MARK Cutifani, CEO of Anglo American, described Chris Griffith, his counterpart at the 80%-owned listed subsidiary, Anglo American Platinum, as “keen as mustard” to explore fresh prospects in Zimbabwe which has recently thrown its doors open to investment. Well, kind of … Cutifani, as with Impala Platinum (Implats) CEO, Nico Muller, is cautious about how
MARK Cutifani, CEO of Anglo American, described Chris Griffith, his counterpart at the 80%-owned listed subsidiary, Anglo American Platinum, as “keen as mustard” to explore fresh prospects in Zimbabwe which has recently thrown its doors open to investment.
Well, kind of …
Cutifani, as with Impala Platinum (Implats) CEO, Nico Muller, is cautious about how a change in president in Zimbabwe might actually alter policy towards foreign investment. Following the initial euphoria following the toppling of former Zimbabwe dictator, Robert Mugabe, a sense of watchfulness has now befallen the markets in respect of Zimbabwe, especially among the miners who have seen it all before.
“With Zimbabwe, it’s still a bit too early,” said Cutifani at the group’s full-year results presentation in February. “We have only one asset there – Unki – but it is a very good asset. But what the world of platinum group metals (PGMs) doesn’t need right now is more production. So we will watch that one carefully,” he said.

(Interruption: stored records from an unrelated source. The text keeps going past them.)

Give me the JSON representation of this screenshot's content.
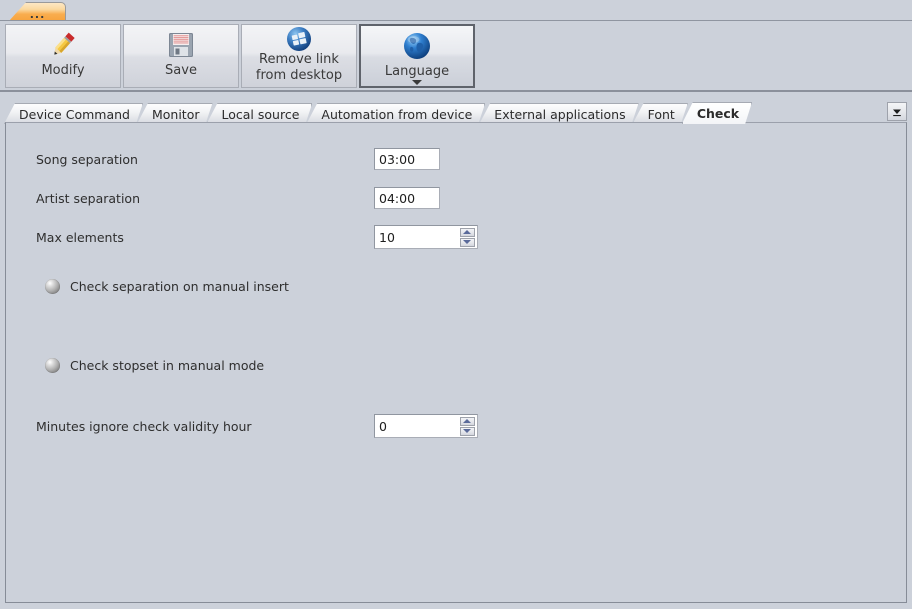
{
  "window": {
    "doc_tab_label": "...",
    "accent_orange": "#f7a33c",
    "panel_bg": "#ccd1da"
  },
  "toolbar": {
    "buttons": [
      {
        "label": "Modify",
        "icon": "pencil-icon",
        "active": false,
        "has_caret": false
      },
      {
        "label": "Save",
        "icon": "floppy-disk-icon",
        "active": false,
        "has_caret": false
      },
      {
        "label_line1": "Remove link",
        "label_line2": "from desktop",
        "icon": "windows-logo-icon",
        "active": false,
        "has_caret": false
      },
      {
        "label": "Language",
        "icon": "globe-icon",
        "active": true,
        "has_caret": true
      }
    ]
  },
  "tabs": {
    "items": [
      {
        "label": "Device Command",
        "selected": false
      },
      {
        "label": "Monitor",
        "selected": false
      },
      {
        "label": "Local source",
        "selected": false
      },
      {
        "label": "Automation from device",
        "selected": false
      },
      {
        "label": "External applications",
        "selected": false
      },
      {
        "label": "Font",
        "selected": false
      },
      {
        "label": "Check",
        "selected": true
      }
    ],
    "overflow_icon": "chevron-down-icon"
  },
  "form": {
    "song_separation": {
      "label": "Song separation",
      "value": "03:00"
    },
    "artist_separation": {
      "label": "Artist separation",
      "value": "04:00"
    },
    "max_elements": {
      "label": "Max elements",
      "value": "10"
    },
    "check_separation_manual_insert": {
      "label": "Check separation on manual insert",
      "state": "off"
    },
    "check_stopset_manual_mode": {
      "label": "Check stopset in manual mode",
      "state": "off"
    },
    "minutes_ignore_check_validity_hour": {
      "label": "Minutes ignore check validity hour",
      "value": "0"
    }
  }
}
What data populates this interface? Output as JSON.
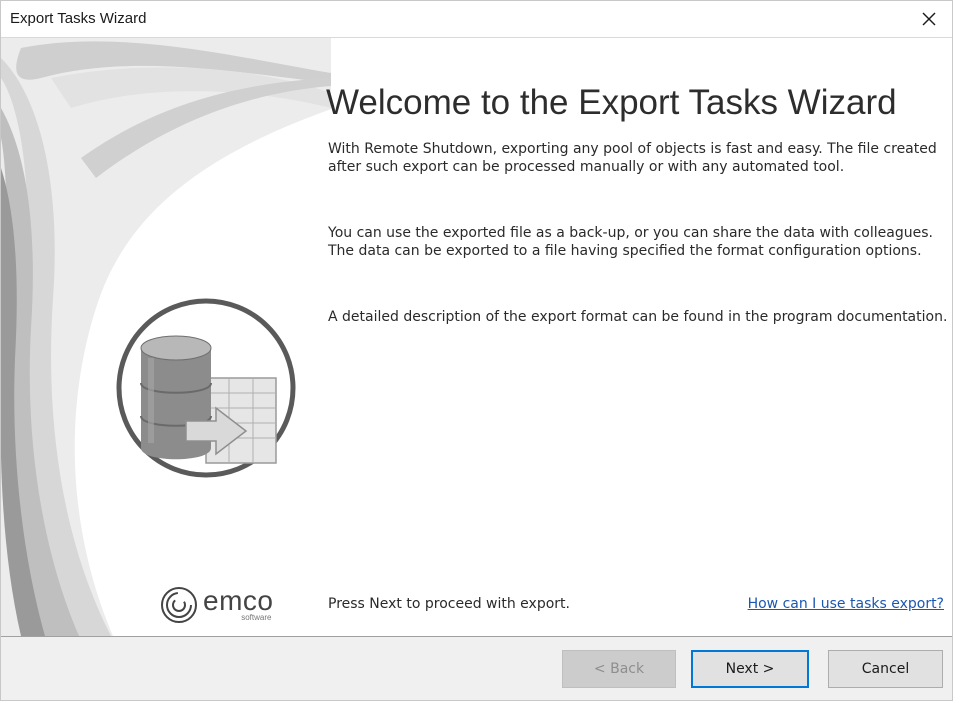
{
  "window": {
    "title": "Export Tasks Wizard",
    "close_icon": "close-icon"
  },
  "welcome": {
    "heading": "Welcome to the Export Tasks Wizard",
    "paragraphs": [
      "With Remote Shutdown, exporting any pool of objects is fast and easy. The file created after such export can be processed manually or with any automated tool.",
      "You can use the exported file as a back-up, or you can share the data with colleagues. The data can be exported to a file having specified the format configuration options.",
      "A detailed description of the export format can be found in the program documentation."
    ],
    "press_next": "Press Next to proceed with export.",
    "help_link": "How can I use tasks export?"
  },
  "logo": {
    "word": "emco",
    "sub": "software",
    "icon": "emco-logo-icon"
  },
  "artwork": {
    "icon": "database-export-icon"
  },
  "footer": {
    "back_label": "< Back",
    "back_enabled": false,
    "next_label": "Next >",
    "cancel_label": "Cancel"
  },
  "colors": {
    "link": "#1b57b0",
    "focus_border": "#0078d7",
    "footer_bg": "#f0f0f0"
  }
}
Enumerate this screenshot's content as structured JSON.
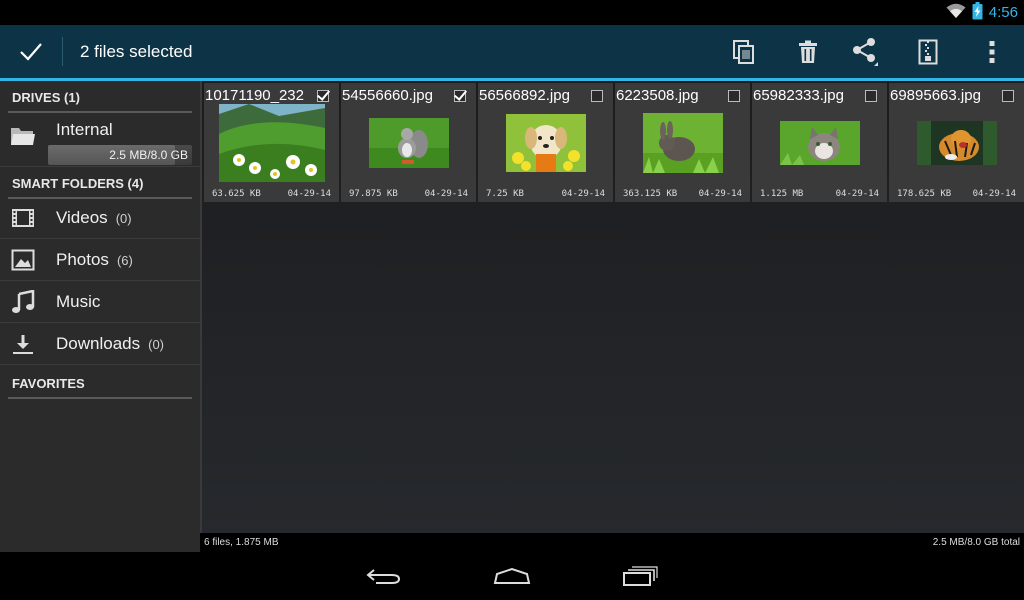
{
  "status_bar": {
    "time": "4:56",
    "icons": [
      "wifi-icon",
      "battery-charging-icon"
    ]
  },
  "action_bar": {
    "title": "2 files selected",
    "actions": [
      "done-check-icon",
      "copy-icon",
      "delete-icon",
      "share-icon",
      "archive-icon",
      "overflow-menu-icon"
    ],
    "accent": "#33b5e5",
    "background": "#0c3346"
  },
  "sidebar": {
    "drives_header": "DRIVES (1)",
    "drive": {
      "label": "Internal",
      "usage": "2.5 MB/8.0 GB",
      "used_fraction": 0.0003
    },
    "smart_header": "SMART FOLDERS (4)",
    "smart_items": [
      {
        "label": "Videos",
        "count": "(0)",
        "icon": "film-icon"
      },
      {
        "label": "Photos",
        "count": "(6)",
        "icon": "image-icon"
      },
      {
        "label": "Music",
        "count": "",
        "icon": "music-note-icon"
      },
      {
        "label": "Downloads",
        "count": "(0)",
        "icon": "download-icon"
      }
    ],
    "favorites_header": "FAVORITES"
  },
  "files": [
    {
      "name": "10171190_232",
      "size": "63.625 KB",
      "date": "04-29-14",
      "checked": true,
      "thumb": "meadow"
    },
    {
      "name": "54556660.jpg",
      "size": "97.875 KB",
      "date": "04-29-14",
      "checked": true,
      "thumb": "squirrel"
    },
    {
      "name": "56566892.jpg",
      "size": "7.25 KB",
      "date": "04-29-14",
      "checked": false,
      "thumb": "puppy"
    },
    {
      "name": "6223508.jpg",
      "size": "363.125 KB",
      "date": "04-29-14",
      "checked": false,
      "thumb": "rabbit"
    },
    {
      "name": "65982333.jpg",
      "size": "1.125 MB",
      "date": "04-29-14",
      "checked": false,
      "thumb": "cat"
    },
    {
      "name": "69895663.jpg",
      "size": "178.625 KB",
      "date": "04-29-14",
      "checked": false,
      "thumb": "tiger"
    }
  ],
  "footer": {
    "left": "6 files, 1.875 MB",
    "right": "2.5 MB/8.0 GB total"
  },
  "nav_bar": [
    "back-icon",
    "home-icon",
    "recent-apps-icon"
  ]
}
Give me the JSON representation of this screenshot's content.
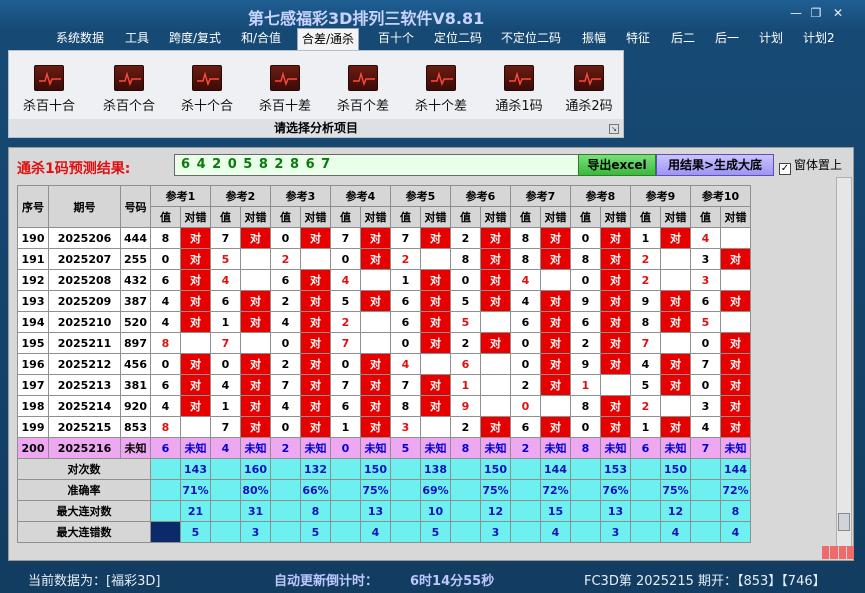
{
  "window": {
    "title": "第七感福彩3D排列三软件V8.81"
  },
  "menu": [
    {
      "label": "系统数据"
    },
    {
      "label": "工具"
    },
    {
      "label": "跨度/复式"
    },
    {
      "label": "和/合值"
    },
    {
      "label": "合差/通杀",
      "active": true
    },
    {
      "label": "百十个"
    },
    {
      "label": "定位二码"
    },
    {
      "label": "不定位二码"
    },
    {
      "label": "振幅"
    },
    {
      "label": "特征"
    },
    {
      "label": "后二"
    },
    {
      "label": "后一"
    },
    {
      "label": "计划"
    },
    {
      "label": "计划2"
    }
  ],
  "ribbon": {
    "buttons": [
      {
        "label": "杀百十合",
        "icon": "chart-icon"
      },
      {
        "label": "杀百个合",
        "icon": "chart-icon"
      },
      {
        "label": "杀十个合",
        "icon": "chart-icon"
      },
      {
        "label": "杀百十差",
        "icon": "chart-icon"
      },
      {
        "label": "杀百个差",
        "icon": "chart-icon"
      },
      {
        "label": "杀十个差",
        "icon": "chart-icon"
      },
      {
        "label": "通杀1码",
        "icon": "chart-icon"
      },
      {
        "label": "通杀2码",
        "icon": "chart-icon"
      }
    ],
    "caption": "请选择分析项目"
  },
  "result": {
    "label": "通杀1码预测结果:",
    "value": "6 4 2 0 5 8 2 8 6 7",
    "export_label": "导出excel",
    "generate_label": "用结果>生成大底",
    "topmost_label": "窗体置上",
    "topmost_checked": "✓"
  },
  "table": {
    "headers": {
      "seq": "序号",
      "period": "期号",
      "number": "号码",
      "val": "值",
      "hitcol": "对错"
    },
    "refs": [
      "参考1",
      "参考2",
      "参考3",
      "参考4",
      "参考5",
      "参考6",
      "参考7",
      "参考8",
      "参考9",
      "参考10"
    ],
    "hit_text": "对",
    "unknown_text": "未知",
    "rows": [
      {
        "seq": "190",
        "period": "2025206",
        "num": "444",
        "cells": [
          [
            "8",
            1,
            0
          ],
          [
            "7",
            1,
            0
          ],
          [
            "0",
            1,
            0
          ],
          [
            "7",
            1,
            0
          ],
          [
            "7",
            1,
            0
          ],
          [
            "2",
            1,
            0
          ],
          [
            "8",
            1,
            0
          ],
          [
            "0",
            1,
            0
          ],
          [
            "1",
            1,
            0
          ],
          [
            "4",
            0,
            1
          ]
        ]
      },
      {
        "seq": "191",
        "period": "2025207",
        "num": "255",
        "cells": [
          [
            "0",
            1,
            0
          ],
          [
            "5",
            0,
            1
          ],
          [
            "2",
            0,
            1
          ],
          [
            "0",
            1,
            0
          ],
          [
            "2",
            0,
            1
          ],
          [
            "8",
            1,
            0
          ],
          [
            "8",
            1,
            0
          ],
          [
            "8",
            1,
            0
          ],
          [
            "2",
            0,
            1
          ],
          [
            "3",
            1,
            0
          ]
        ]
      },
      {
        "seq": "192",
        "period": "2025208",
        "num": "432",
        "cells": [
          [
            "6",
            1,
            0
          ],
          [
            "4",
            0,
            1
          ],
          [
            "6",
            1,
            0
          ],
          [
            "4",
            0,
            1
          ],
          [
            "1",
            1,
            0
          ],
          [
            "0",
            1,
            0
          ],
          [
            "4",
            0,
            1
          ],
          [
            "0",
            1,
            0
          ],
          [
            "2",
            0,
            1
          ],
          [
            "3",
            0,
            1
          ]
        ]
      },
      {
        "seq": "193",
        "period": "2025209",
        "num": "387",
        "cells": [
          [
            "4",
            1,
            0
          ],
          [
            "6",
            1,
            0
          ],
          [
            "2",
            1,
            0
          ],
          [
            "5",
            1,
            0
          ],
          [
            "6",
            1,
            0
          ],
          [
            "5",
            1,
            0
          ],
          [
            "4",
            1,
            0
          ],
          [
            "9",
            1,
            0
          ],
          [
            "9",
            1,
            0
          ],
          [
            "6",
            1,
            0
          ]
        ]
      },
      {
        "seq": "194",
        "period": "2025210",
        "num": "520",
        "cells": [
          [
            "4",
            1,
            0
          ],
          [
            "1",
            1,
            0
          ],
          [
            "4",
            1,
            0
          ],
          [
            "2",
            0,
            1
          ],
          [
            "6",
            1,
            0
          ],
          [
            "5",
            0,
            1
          ],
          [
            "6",
            1,
            0
          ],
          [
            "6",
            1,
            0
          ],
          [
            "8",
            1,
            0
          ],
          [
            "5",
            0,
            1
          ]
        ]
      },
      {
        "seq": "195",
        "period": "2025211",
        "num": "897",
        "cells": [
          [
            "8",
            0,
            1
          ],
          [
            "7",
            0,
            1
          ],
          [
            "0",
            1,
            0
          ],
          [
            "7",
            0,
            1
          ],
          [
            "0",
            1,
            0
          ],
          [
            "2",
            1,
            0
          ],
          [
            "0",
            1,
            0
          ],
          [
            "2",
            1,
            0
          ],
          [
            "7",
            0,
            1
          ],
          [
            "0",
            1,
            0
          ]
        ]
      },
      {
        "seq": "196",
        "period": "2025212",
        "num": "456",
        "cells": [
          [
            "0",
            1,
            0
          ],
          [
            "0",
            1,
            0
          ],
          [
            "2",
            1,
            0
          ],
          [
            "0",
            1,
            0
          ],
          [
            "4",
            0,
            1
          ],
          [
            "6",
            0,
            1
          ],
          [
            "0",
            1,
            0
          ],
          [
            "9",
            1,
            0
          ],
          [
            "4",
            1,
            0
          ],
          [
            "7",
            1,
            0
          ]
        ]
      },
      {
        "seq": "197",
        "period": "2025213",
        "num": "381",
        "cells": [
          [
            "6",
            1,
            0
          ],
          [
            "4",
            1,
            0
          ],
          [
            "7",
            1,
            0
          ],
          [
            "7",
            1,
            0
          ],
          [
            "7",
            1,
            0
          ],
          [
            "1",
            0,
            1
          ],
          [
            "2",
            1,
            0
          ],
          [
            "1",
            0,
            1
          ],
          [
            "5",
            1,
            0
          ],
          [
            "0",
            1,
            0
          ]
        ]
      },
      {
        "seq": "198",
        "period": "2025214",
        "num": "920",
        "cells": [
          [
            "4",
            1,
            0
          ],
          [
            "1",
            1,
            0
          ],
          [
            "4",
            1,
            0
          ],
          [
            "6",
            1,
            0
          ],
          [
            "8",
            1,
            0
          ],
          [
            "9",
            0,
            1
          ],
          [
            "0",
            0,
            1
          ],
          [
            "8",
            1,
            0
          ],
          [
            "2",
            0,
            1
          ],
          [
            "3",
            1,
            0
          ]
        ]
      },
      {
        "seq": "199",
        "period": "2025215",
        "num": "853",
        "cells": [
          [
            "8",
            0,
            1
          ],
          [
            "7",
            1,
            0
          ],
          [
            "0",
            1,
            0
          ],
          [
            "1",
            1,
            0
          ],
          [
            "3",
            0,
            1
          ],
          [
            "2",
            1,
            0
          ],
          [
            "6",
            1,
            0
          ],
          [
            "0",
            1,
            0
          ],
          [
            "1",
            1,
            0
          ],
          [
            "4",
            1,
            0
          ]
        ]
      }
    ],
    "prediction_row": {
      "seq": "200",
      "period": "2025216",
      "num": "未知",
      "values": [
        "6",
        "4",
        "2",
        "0",
        "5",
        "8",
        "2",
        "8",
        "6",
        "7"
      ]
    },
    "stats": [
      {
        "label": "对次数",
        "values": [
          "143",
          "160",
          "132",
          "150",
          "138",
          "150",
          "144",
          "153",
          "150",
          "144"
        ]
      },
      {
        "label": "准确率",
        "values": [
          "71%",
          "80%",
          "66%",
          "75%",
          "69%",
          "75%",
          "72%",
          "76%",
          "75%",
          "72%"
        ]
      },
      {
        "label": "最大连对数",
        "values": [
          "21",
          "31",
          "8",
          "13",
          "10",
          "12",
          "15",
          "13",
          "12",
          "8"
        ]
      },
      {
        "label": "最大连错数",
        "values": [
          "5",
          "3",
          "5",
          "4",
          "5",
          "3",
          "4",
          "3",
          "4",
          "4"
        ]
      }
    ]
  },
  "status": {
    "current_data": "当前数据为：[福彩3D]",
    "countdown_label": "自动更新倒计时：",
    "countdown_value": "6时14分55秒",
    "draw_info": "FC3D第 2025215 期开：【853】【746】"
  },
  "colors": {
    "hit": "#e60000",
    "stat_bg": "#6ff0f0",
    "predict_bg": "#eea8f2",
    "title": "#c9d3ff"
  }
}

What’s missing from Zimbabwe is how the country intends to adapt its indigenisation policy to suit fresh or continued investment. This is the regulation that demands foreign miners transfer 51% of their shares to the Zimbabwean government, some of which it will keep; some of which it will distribute to communities, and a trust. Said Implats’ Muller: “51% is not part of the position we currently have, and it is not part of our position with the [Zimbabwe] government now”.
Alex Mhembere, CEO of Zimplats in which Implats has an 80% stake, believes new Zimbabwean president Emmerson Mnangagwa is prepared to see indigenisation completed in other ways that via direct equity share: either through a transfer or shares, or value by other means, such as other economic contributions.
“There is discretion for the minister to switch from equity to economic development such as a reindustrialisation focus. So its achieving those two objectives,” said Mhembere. This means changes Implats/Zimplats can make to allow for import substitution as well as supporting local suppliers through advanced procurement practices, would be looked upon favourably. “We have had a number of discussions in that regard,” said Mhembere.
What’s not possible, it seems, is for Zimplats to build a refinery as demanded by the Zimbabwean government under Mugabe’s rule. In a classic example of preferring the stick to the carrot, Zimbabwe has threatened to impose a 15% export levy on ‘unbeneficiated exports of PGM concentrate’ if PGM companies such as Zimplats do not comply. Muller has threatened to shut Zimplats if such a levy were eventually imposed (although it has been postponed twice, much like South Africa’s carbon tax, due now in 2019).
Muller thinks it’s probably time for the PGM industry in Zimbabwe to collaborate in respect of refining PGM concentrate there. The question is, how exactly? Again, simple solutions are not squarely on the table.
Pallinghurst Resources, the Johannesburg-listed investment-turned-operating company, has extracted an agreement from the Zimbabwe cabinet when Mugabe ran it to impose adoption of its patented ‘Kell’ technology on all PGM players. This is ‘a new way’ of refining PGM concentrate at a snap of the $1bn it normally requires to build a refinery; in the case of Kell, an estimate of some $90m to $100m in capex has been estimated per module.
The idea is that once built by the chaps at Pallinghurst, assisted by the Industrial Development Corporation and the Zimbabwe Mineral Development Company, PGM companies will be obliged to supply their concentrate, thus avoiding the export levy. But PGM firms don’t trust it; not yet. Amplats’ Griffith is already on record as saying that Kell was yet to be commercially proven. Implats’ Muller has a similar view.
According to Muller, the technology sacrifices the recovery of precious metals in favour of base metals which may not be the optimal commercial equation. “We are still finding it difficult understanding how Kell can achieve the claims made for it. We are entering a process of trying to get closer to the technology,” he said. “We can’t be forced to give up economic value to the Zimbabwe government by adopting this process”.